Management toxicity is affecting more and more Indians, who are already prone to cardiovascular ailments and diabetes.
We’ve found that employers who attract, retain and motivate a productive workforce, keeping employees physically and mentally healthy, don’t do so by offering cute amenities such as free food or sleep pods, or a dog crèche, etc. Rather, what employees need are less stressful work environments.
Research suggests that close relationships with family and friends can buffer the effects of psychosocial stress. Those who are less socially integrated seem more vulnerable to illness and show a higher mortality rate. A major survey of over 200,000 people found that over 75% have no reliable friend at work. This raises the question of how companies can promote a culture of strong interpersonal relationships and social support.

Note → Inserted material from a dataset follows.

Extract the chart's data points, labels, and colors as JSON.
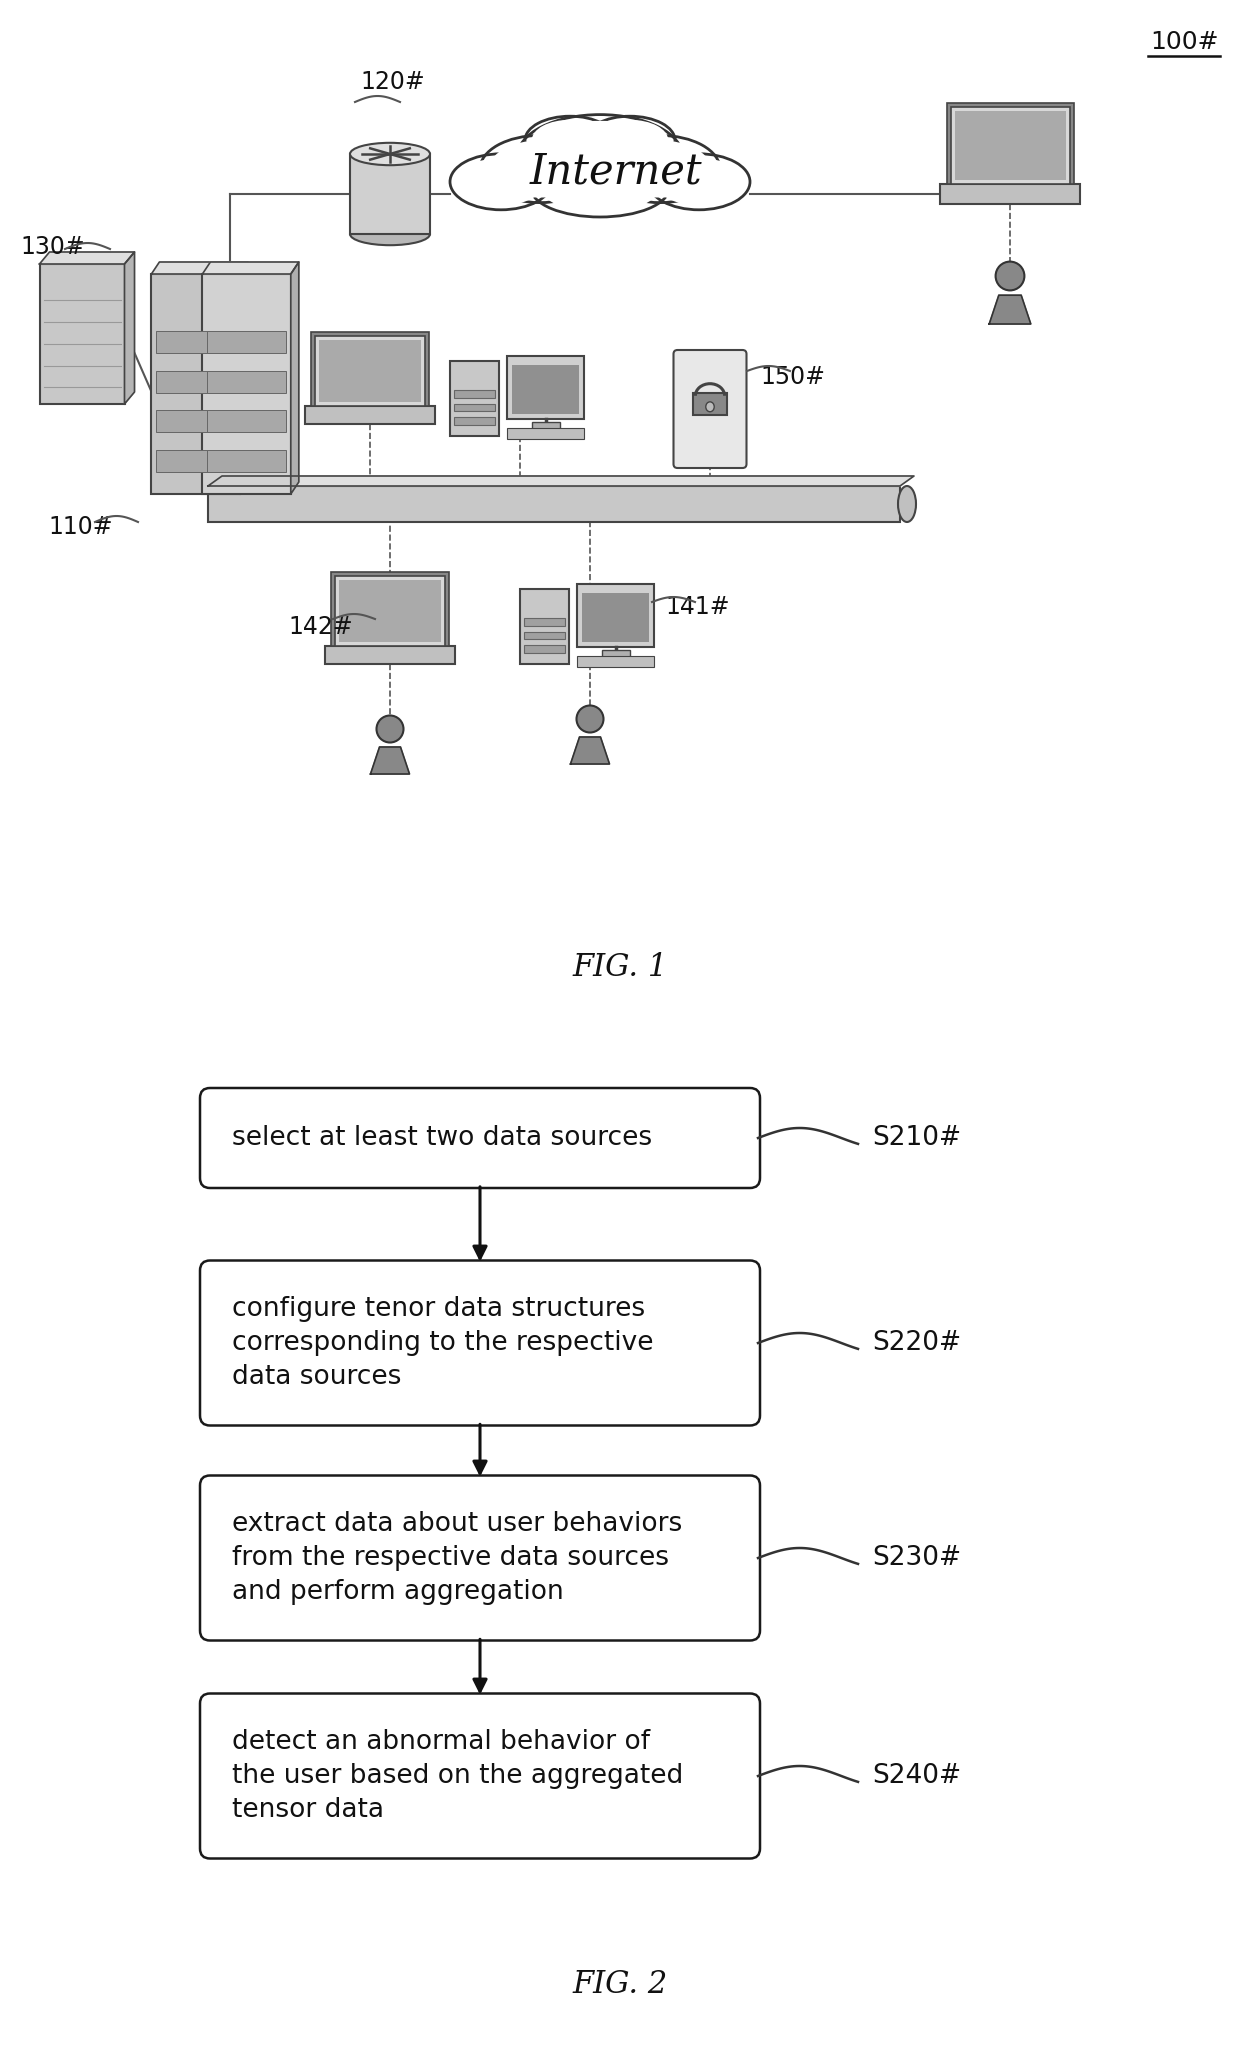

Yet, many of my C-Suite colleagues vehemently support a ban on social-media access at work. Their reasons range from security threats and lower productivity to bandwidth clog-ups and political and religious acrimony. But the truth is that most of us cannot keep our fingers off random WhatsApp gossip while at work. Want data? About 77% of employees use social media at work.
Allowing employees access to Twitter, Facebook, Telegram, etc., is beneficial in many ways: An occasional break for the mind aids productivity; professional networking internally and externally can be helpful to both business and personal progress; it may encourage seeking answers and resolving business issues quicker; and it can forge stronger bonds with co-workers.
Good employers aim for harmony among and mental peace for their employees. It helps to deploy a sense of community within the organization. Cohesion ups morale and enhances productivity, as workers try to deliver their best efforts. They are also more likely to stay with the company longer, even if their emoluments are cut. To achieve this, I propose the following:
One, take a relook at your corporate vision with ample inputs from employees—even if the chief executive thinks it’s already great. The exercise will earn the respect of every employee. Ask people at every level to participate. A driver or security guard also counts as human capital.
Two, ensure that employees at all levels comply with your corporate policy. No one should be seen as being above the rules—not even the chairperson. When rules are bent for some positions, dissonance raises its head in various parts of the organisation, which results in workplace disharmony. People feel valued only if the same rules apply to all.
Three, bring as much diversity as possible into the organization. Not just nominal representations along fashionable themes that can be seen through as PR gimmicks. Nice campus-recruitment posters are not nearly enough. Not only should you recruit people of all castes and religions, but also make sure they feel respected, especially in the current political climate. Train people against biases, and ensure zero tolerance of hate or offensive comments or behaviour. As Unilever and IBM have done, constitute a diversity directorate. Conduct training at every level and also social events that embrace diverse cultures in fun settings.
Four, let people speak their minds without fear of consequences. Managers must encourage subordinates to open up and share their frustrations at work. Take complaints seriously and have a whistleblower system that’s seen as more than a mere formality. Those who needlessly spread vibes of discontent should be either brought around or eased out. It may be a good idea to reward consistent productivity by employees and teams.
Five, constitute an employee recognition programme that honours those who live up to corporate values. The promotion of internal candidates to higher positions would also help consolidate a firm’s value system. The Tata Group paid a price for its breach of this principle when a bunch of non-Tata folks took over key positions about half a decade ago. It has reverted to its norm since.
Six, encourage employees to align what they see as their life’s purpose with that of the community, to the extent possible. As one of my batch mates says, it is important to drive this purpose for people to achieve a good work-life balance and for the firm to achieve harmony. If human capital is vital for your organisation, as it should be, then nurture and align it with your enterprise strategy and vision. Those whose values and purpose match those of their employers’ will stay happier and perform much better.